Exprimer nos émotions, des idées ou encore des malaises indicibles en couleurs et en lignes peut sembler, au premier abord, une tâche impossible, voire simpliste. C’est ne pas comprendre le pouvoir d’évocation, de réminiscence et d’intégration intérieure que peut avoir sur nous la création visuelle. Lorsque l’on cherche à exprimer un état d’âme, un traumatisme, un besoin, une émotion – surtout une émotion difficile comme la colère, la violence, la jalousie – il arrive que les mots nous manquent. Et que les maux nous restent… C’est à ce moment que le langage visuel peut nous venir en aide, car il court-circuite le rationnel, permettant ainsi de dépasser des blocages et arriver à des prises de conscience initiatrices de transformations thérapeutiques parfois radicales.
Les couleurs, utilisées en conjonction avec le ressenti, expriment souvent l’émotion pure, non traduite par les mots. Pensez à certaines expressions populaires telles qu’avoir les bleus, voir rouge; les couleurs semblent toutes indiquées pour concrétiser les émotions vécues. Il en est de même pour les traits; voyez ce que véhiculent pour vous les lignes brisées, zigzagantes, horizontales, verticales ou courbes. Prenez un crayon et laissez-vous illustrer la joie, la colère, la tristesse, l’angoisse, l’amour. Découvrez votre langage pictural à l’aide d’un simple crayon à mine ou d’un stylo. Qu’arriveriez-vous à dire si vous y ajoutiez la couleur?
La relation art-thérapeutique est tripartite, sa dynamique provenant à la fois du client, de l’art-thérapeute et de l’image créée. Le client est influencé par son image au fur et à mesure qu’il la crée; il la modifie dans un dialogue visuel intime et intense. L’interprétation et l’émotion de l’art-thérapeute face à cette image passe au second plan, car les images créées par le client lui appartiennent et lui seul sait les décoder. L’art-thérapeute joue un rôle de soutien, de témoin et de reflet du cheminement intérieur de son client à travers ses créations.

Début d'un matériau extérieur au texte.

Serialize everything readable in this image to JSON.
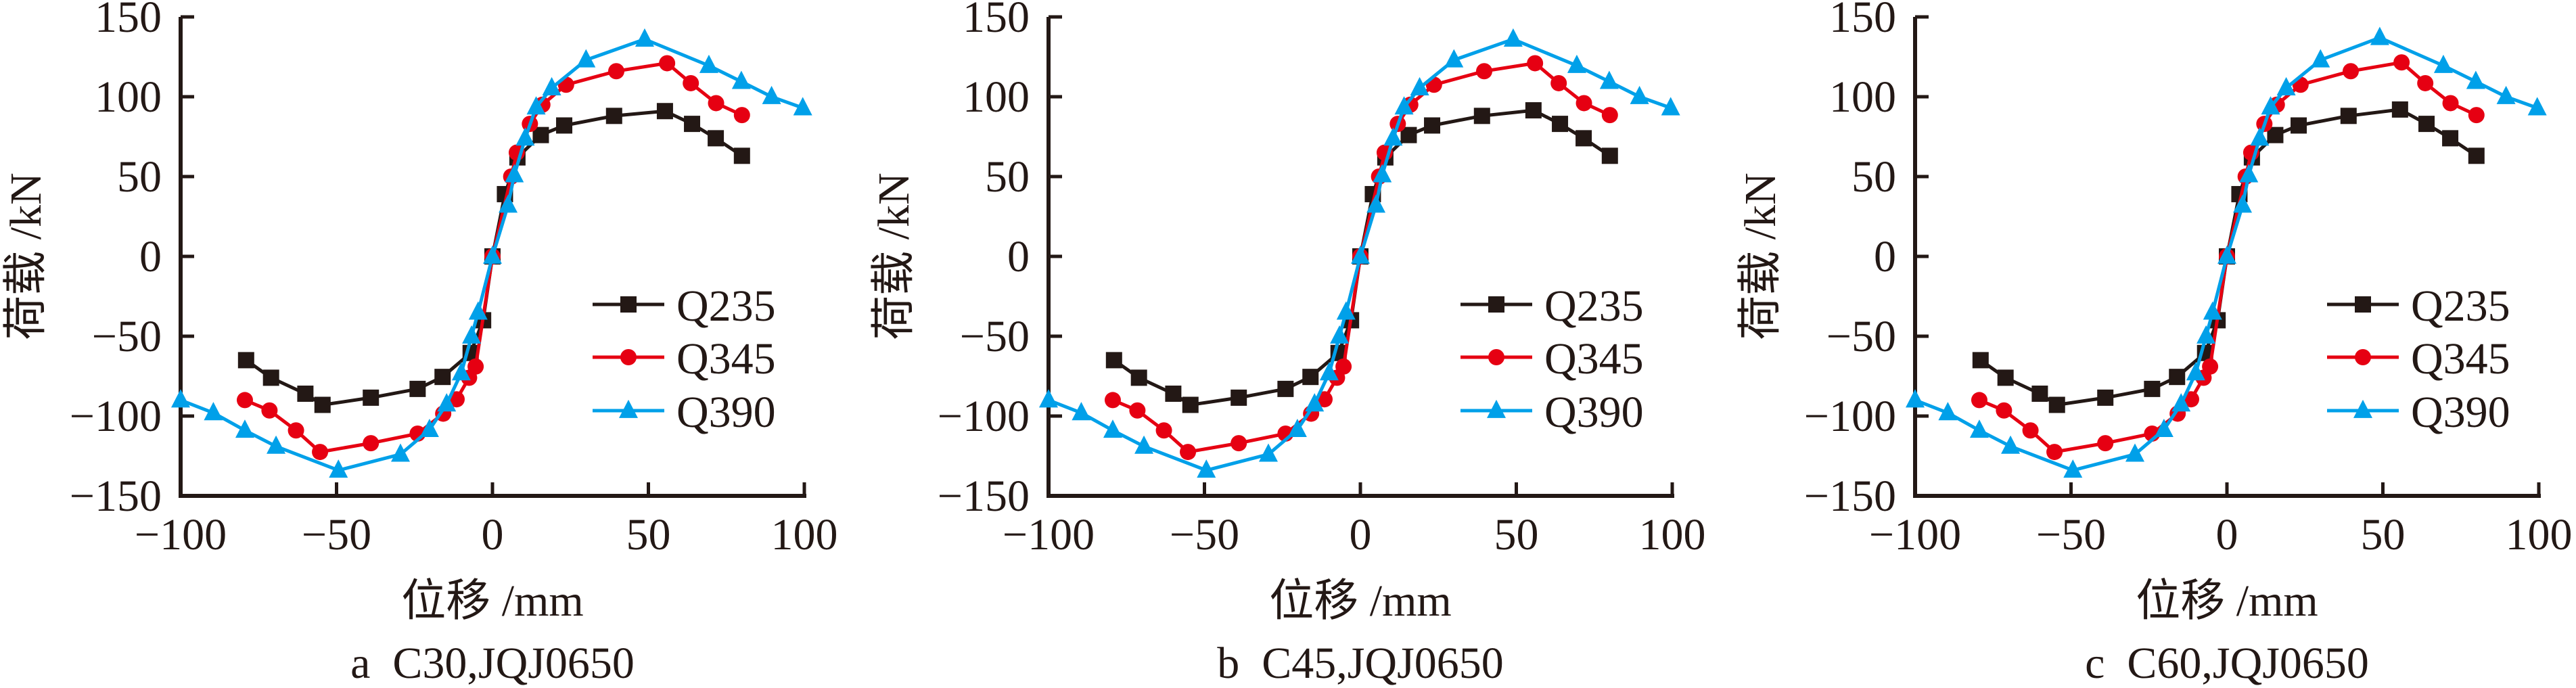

L’art-thérapie s’adresse aux individus de tous âges, aux couples, aux familles et aux groupes et toutes les problématiques peuvent en bénéficier. Au Québec, le titre Art-thérapeute professionnel du Québec (ATPQ) est réservé aux personnes ayant complété une maîtrise universitaire (M.A.) en art-thérapie ou une formation universitaire équivalente et reconnue par l’association des art-thérapeutes du Québec.

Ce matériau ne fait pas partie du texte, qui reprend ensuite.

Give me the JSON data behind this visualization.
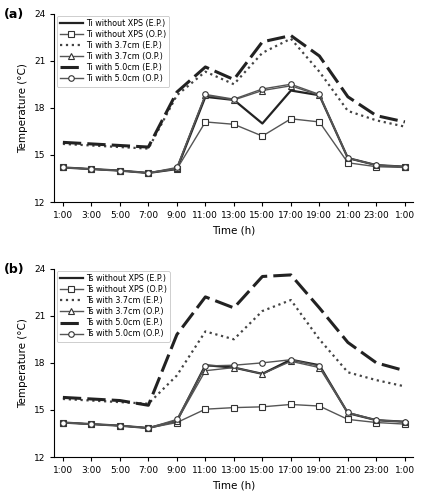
{
  "time_labels": [
    "1:00",
    "3:00",
    "5:00",
    "7:00",
    "9:00",
    "11:00",
    "13:00",
    "15:00",
    "17:00",
    "19:00",
    "21:00",
    "23:00",
    "1:00"
  ],
  "subplot_a": {
    "title_label": "(a)",
    "ylabel": "Temperature (°C)",
    "xlabel": "Time (h)",
    "ylim": [
      12,
      24
    ],
    "yticks": [
      12,
      15,
      18,
      21,
      24
    ],
    "legend_labels": [
      "Ti without XPS (E.P.)",
      "Ti without XPS (O.P.)",
      "Ti with 3.7cm (E.P.)",
      "Ti with 3.7cm (O.P.)",
      "Ti with 5.0cm (E.P.)",
      "Ti with 5.0cm (O.P.)"
    ],
    "series": {
      "EP_noXPS": [
        14.2,
        14.1,
        14.0,
        13.85,
        14.1,
        18.7,
        18.5,
        17.0,
        19.1,
        18.8,
        14.8,
        14.35,
        14.25
      ],
      "OP_noXPS": [
        14.2,
        14.1,
        14.0,
        13.85,
        14.1,
        17.1,
        16.95,
        16.2,
        17.3,
        17.1,
        14.5,
        14.25,
        14.2
      ],
      "EP_37cm": [
        15.7,
        15.6,
        15.5,
        15.4,
        18.8,
        20.3,
        19.5,
        21.5,
        22.4,
        20.3,
        17.8,
        17.2,
        16.8
      ],
      "OP_37cm": [
        14.2,
        14.1,
        14.0,
        13.85,
        14.15,
        18.8,
        18.5,
        19.1,
        19.4,
        18.8,
        14.8,
        14.35,
        14.25
      ],
      "EP_50cm": [
        15.8,
        15.7,
        15.6,
        15.5,
        19.0,
        20.6,
        19.8,
        22.2,
        22.6,
        21.3,
        18.7,
        17.5,
        17.1
      ],
      "OP_50cm": [
        14.2,
        14.1,
        14.0,
        13.85,
        14.2,
        18.85,
        18.55,
        19.2,
        19.5,
        18.85,
        14.8,
        14.35,
        14.25
      ]
    }
  },
  "subplot_b": {
    "title_label": "(b)",
    "ylabel": "Temperature (°C)",
    "xlabel": "Time (h)",
    "ylim": [
      12,
      24
    ],
    "yticks": [
      12,
      15,
      18,
      21,
      24
    ],
    "legend_labels": [
      "Ts without XPS (E.P.)",
      "Ts without XPS (O.P.)",
      "Ts with 3.7cm (E.P.)",
      "Ts with 3.7cm (O.P.)",
      "Ts with 5.0cm (E.P.)",
      "Ts with 5.0cm (O.P.)"
    ],
    "series": {
      "EP_noXPS": [
        14.2,
        14.1,
        14.0,
        13.85,
        14.3,
        17.85,
        17.7,
        17.3,
        18.2,
        17.85,
        14.8,
        14.35,
        14.25
      ],
      "OP_noXPS": [
        14.2,
        14.1,
        14.0,
        13.85,
        14.2,
        15.05,
        15.15,
        15.2,
        15.35,
        15.25,
        14.4,
        14.2,
        14.1
      ],
      "EP_37cm": [
        15.7,
        15.6,
        15.5,
        15.4,
        17.2,
        20.0,
        19.5,
        21.3,
        22.0,
        19.5,
        17.4,
        16.9,
        16.5
      ],
      "OP_37cm": [
        14.2,
        14.1,
        14.0,
        13.85,
        14.3,
        17.5,
        17.7,
        17.3,
        18.1,
        17.7,
        14.8,
        14.35,
        14.25
      ],
      "EP_50cm": [
        15.8,
        15.7,
        15.6,
        15.3,
        19.8,
        22.2,
        21.5,
        23.5,
        23.6,
        21.5,
        19.3,
        18.0,
        17.5
      ],
      "OP_50cm": [
        14.2,
        14.1,
        14.0,
        13.85,
        14.4,
        17.8,
        17.85,
        18.0,
        18.2,
        17.8,
        14.85,
        14.35,
        14.25
      ]
    }
  },
  "line_styles": {
    "EP_noXPS": {
      "color": "#222222",
      "linestyle": "-",
      "marker": null,
      "linewidth": 1.6,
      "dashes": null
    },
    "OP_noXPS": {
      "color": "#555555",
      "linestyle": "-",
      "marker": "s",
      "linewidth": 1.0,
      "dashes": null
    },
    "EP_37cm": {
      "color": "#444444",
      "linestyle": ":",
      "marker": null,
      "linewidth": 1.6,
      "dashes": null
    },
    "OP_37cm": {
      "color": "#555555",
      "linestyle": "-",
      "marker": "^",
      "linewidth": 1.0,
      "dashes": null
    },
    "EP_50cm": {
      "color": "#222222",
      "linestyle": "--",
      "marker": null,
      "linewidth": 2.2,
      "dashes": [
        6,
        2
      ]
    },
    "OP_50cm": {
      "color": "#555555",
      "linestyle": "-",
      "marker": "o",
      "linewidth": 1.0,
      "dashes": null
    }
  }
}
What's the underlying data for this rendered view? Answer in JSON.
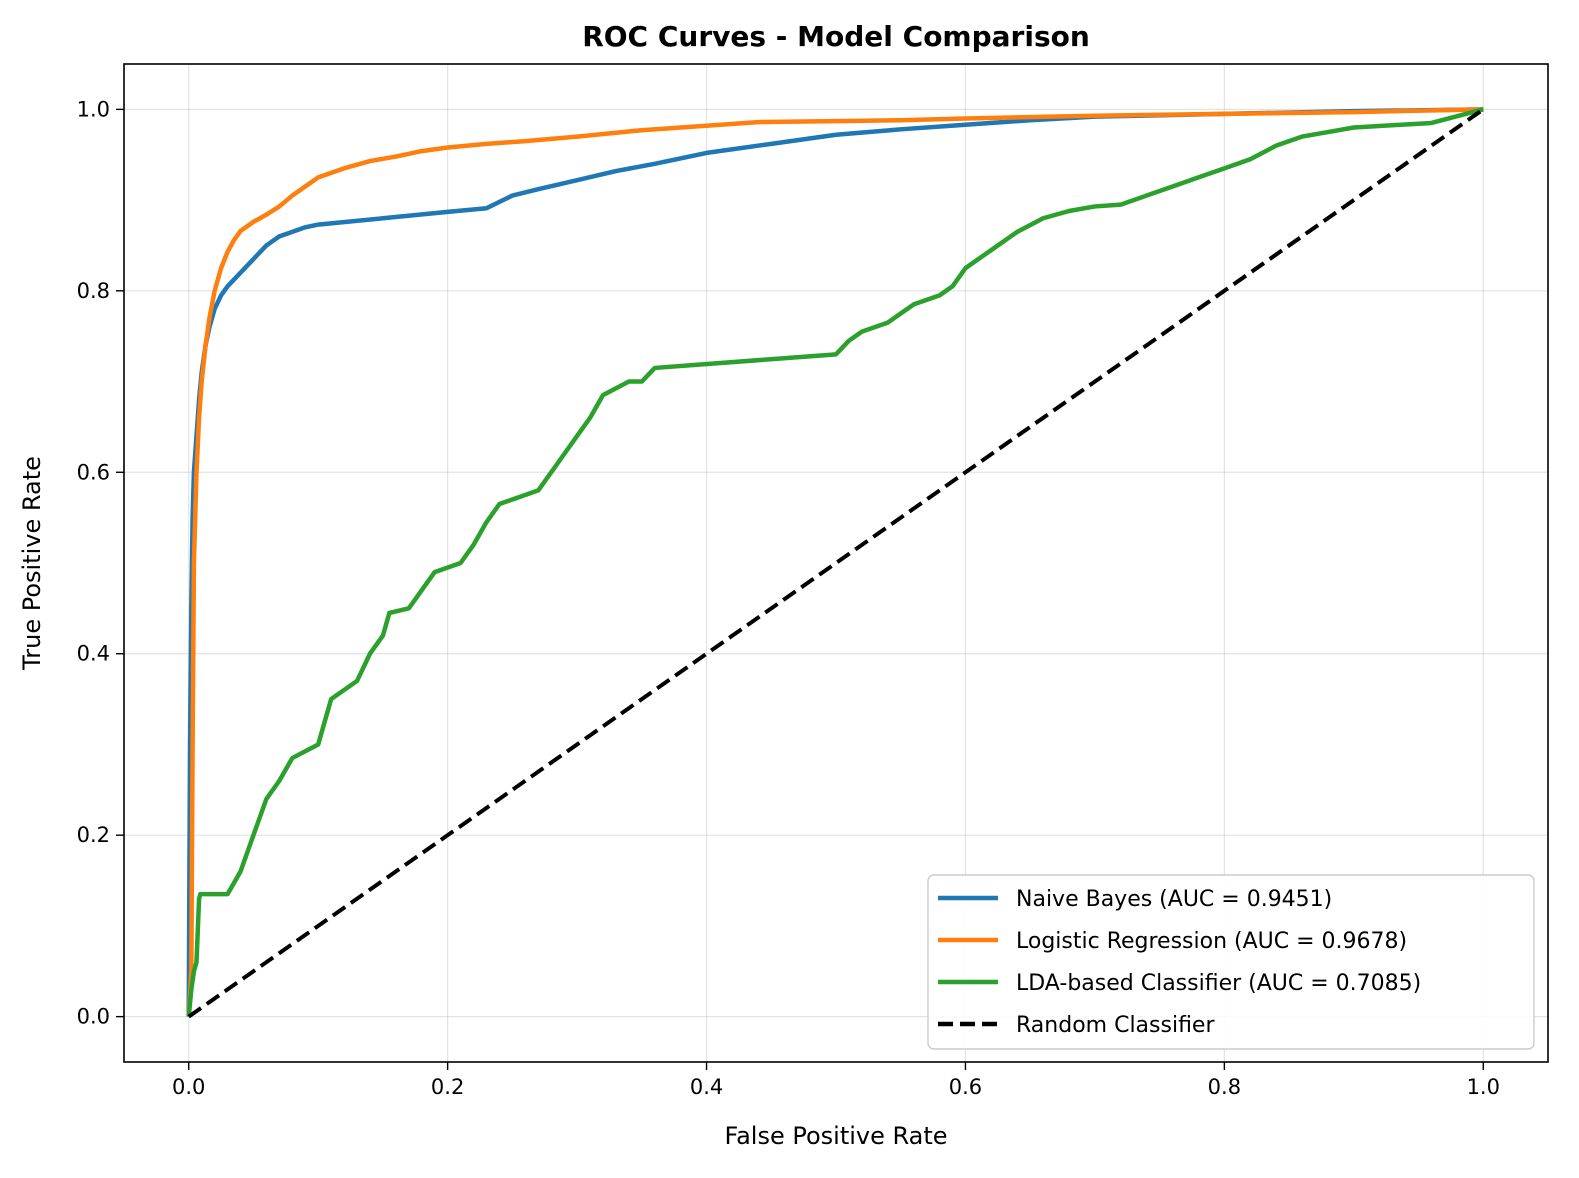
{
  "chart_data": {
    "type": "line",
    "title": "ROC Curves - Model Comparison",
    "xlabel": "False Positive Rate",
    "ylabel": "True Positive Rate",
    "xlim": [
      -0.05,
      1.05
    ],
    "ylim": [
      -0.05,
      1.05
    ],
    "xticks": [
      0.0,
      0.2,
      0.4,
      0.6,
      0.8,
      1.0
    ],
    "yticks": [
      0.0,
      0.2,
      0.4,
      0.6,
      0.8,
      1.0
    ],
    "xtick_labels": [
      "0.0",
      "0.2",
      "0.4",
      "0.6",
      "0.8",
      "1.0"
    ],
    "ytick_labels": [
      "0.0",
      "0.2",
      "0.4",
      "0.6",
      "0.8",
      "1.0"
    ],
    "grid": true,
    "legend_position": "bottom-right",
    "series": [
      {
        "name": "Naive Bayes (AUC = 0.9451)",
        "color": "#1f77b4",
        "style": "solid",
        "x": [
          0.0,
          0.001,
          0.002,
          0.003,
          0.004,
          0.006,
          0.008,
          0.01,
          0.013,
          0.016,
          0.02,
          0.025,
          0.03,
          0.04,
          0.05,
          0.06,
          0.07,
          0.08,
          0.09,
          0.1,
          0.15,
          0.2,
          0.23,
          0.24,
          0.25,
          0.27,
          0.3,
          0.33,
          0.36,
          0.4,
          0.45,
          0.5,
          0.55,
          0.6,
          0.65,
          0.7,
          0.8,
          0.9,
          1.0
        ],
        "y": [
          0.0,
          0.3,
          0.45,
          0.55,
          0.6,
          0.64,
          0.68,
          0.71,
          0.74,
          0.76,
          0.78,
          0.795,
          0.805,
          0.82,
          0.835,
          0.85,
          0.86,
          0.865,
          0.87,
          0.873,
          0.88,
          0.887,
          0.891,
          0.898,
          0.905,
          0.912,
          0.922,
          0.932,
          0.94,
          0.952,
          0.962,
          0.972,
          0.978,
          0.983,
          0.988,
          0.992,
          0.995,
          0.998,
          1.0
        ]
      },
      {
        "name": "Logistic Regression (AUC = 0.9678)",
        "color": "#ff7f0e",
        "style": "solid",
        "x": [
          0.0,
          0.002,
          0.003,
          0.004,
          0.006,
          0.008,
          0.01,
          0.013,
          0.016,
          0.02,
          0.025,
          0.03,
          0.035,
          0.04,
          0.05,
          0.06,
          0.07,
          0.08,
          0.09,
          0.1,
          0.12,
          0.14,
          0.16,
          0.18,
          0.2,
          0.23,
          0.26,
          0.3,
          0.35,
          0.44,
          0.5,
          0.55,
          0.6,
          0.7,
          0.8,
          0.9,
          1.0
        ],
        "y": [
          0.0,
          0.05,
          0.3,
          0.5,
          0.6,
          0.66,
          0.7,
          0.74,
          0.77,
          0.8,
          0.825,
          0.843,
          0.856,
          0.866,
          0.876,
          0.884,
          0.893,
          0.905,
          0.915,
          0.925,
          0.935,
          0.943,
          0.948,
          0.954,
          0.958,
          0.962,
          0.965,
          0.97,
          0.977,
          0.986,
          0.987,
          0.988,
          0.99,
          0.993,
          0.995,
          0.997,
          1.0
        ]
      },
      {
        "name": "LDA-based Classifier (AUC = 0.7085)",
        "color": "#2ca02c",
        "style": "solid",
        "x": [
          0.0,
          0.002,
          0.004,
          0.006,
          0.008,
          0.009,
          0.03,
          0.04,
          0.05,
          0.06,
          0.07,
          0.08,
          0.1,
          0.11,
          0.13,
          0.14,
          0.15,
          0.155,
          0.17,
          0.18,
          0.19,
          0.21,
          0.22,
          0.23,
          0.24,
          0.25,
          0.27,
          0.28,
          0.29,
          0.3,
          0.31,
          0.32,
          0.34,
          0.35,
          0.36,
          0.5,
          0.51,
          0.52,
          0.54,
          0.55,
          0.56,
          0.57,
          0.58,
          0.59,
          0.6,
          0.62,
          0.64,
          0.66,
          0.68,
          0.7,
          0.72,
          0.74,
          0.76,
          0.78,
          0.8,
          0.82,
          0.84,
          0.86,
          0.88,
          0.9,
          0.96,
          1.0
        ],
        "y": [
          0.0,
          0.03,
          0.05,
          0.06,
          0.13,
          0.135,
          0.135,
          0.16,
          0.2,
          0.24,
          0.26,
          0.285,
          0.3,
          0.35,
          0.37,
          0.4,
          0.42,
          0.445,
          0.45,
          0.47,
          0.49,
          0.5,
          0.52,
          0.545,
          0.565,
          0.57,
          0.58,
          0.6,
          0.62,
          0.64,
          0.66,
          0.685,
          0.7,
          0.7,
          0.715,
          0.73,
          0.745,
          0.755,
          0.765,
          0.775,
          0.785,
          0.79,
          0.795,
          0.805,
          0.825,
          0.845,
          0.865,
          0.88,
          0.888,
          0.893,
          0.895,
          0.905,
          0.915,
          0.925,
          0.935,
          0.945,
          0.96,
          0.97,
          0.975,
          0.98,
          0.985,
          1.0
        ]
      },
      {
        "name": "Random Classifier",
        "color": "#000000",
        "style": "dashed",
        "x": [
          0.0,
          1.0
        ],
        "y": [
          0.0,
          1.0
        ]
      }
    ]
  }
}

Bien que cette approche semble nouvelle, elle est bien ancrée dans l’histoire de la psychologie depuis au moins 55 ans. La profession s’est développée parallèlement aux États-Unis et en Angleterre et a maintenant acquis ses lettres de noblesse sur plusieurs continents. L’UNICEF a publié un livre intitulé Dessine-moi la paix, fruit du travail de « debriefing » d’enfants victimes de la guerre en ex-Yougoslavie.
Freud et Jung travaillaient avec les rêves et les émotions de leurs patients, les encourageant à voir et à décrire les images qui se présentaient à eux. S’ils leur avaient demandé de concrétiser en couleurs et en lignes ces images, ils seraient restés branchés plus directement avec l’inconscient de leurs patients, ce qu’ils recherchaient. Jung a utilisé le dessin, surtout les mandalas, pour explorer et étudier son propre inconscient. Quelques années plus tard, ce sont deux femmes aux États-Unis qui ont exploré plus à fond les possibilités du langage visuel concrétisé et qui ont créé les fondements de l’art-thérapie.
On trouve maintenant des art-thérapeutes dans les hôpitaux, dans les cliniques psychiatriques ou médicales, les CLSC, les centres gériatriques, les écoles ainsi que les résidences pour jeunes en difficultés, les organismes communautaires, etc.
En tant que professionnel en santé mentale, l’art-thérapeute doit fournir l’espace thérapeutique sécuritaire essentiel pour que son client se sente accueilli dans sa démarche et développe sa confiance en lui à l’aide de sa créativité et de son expression visuelle et verbale.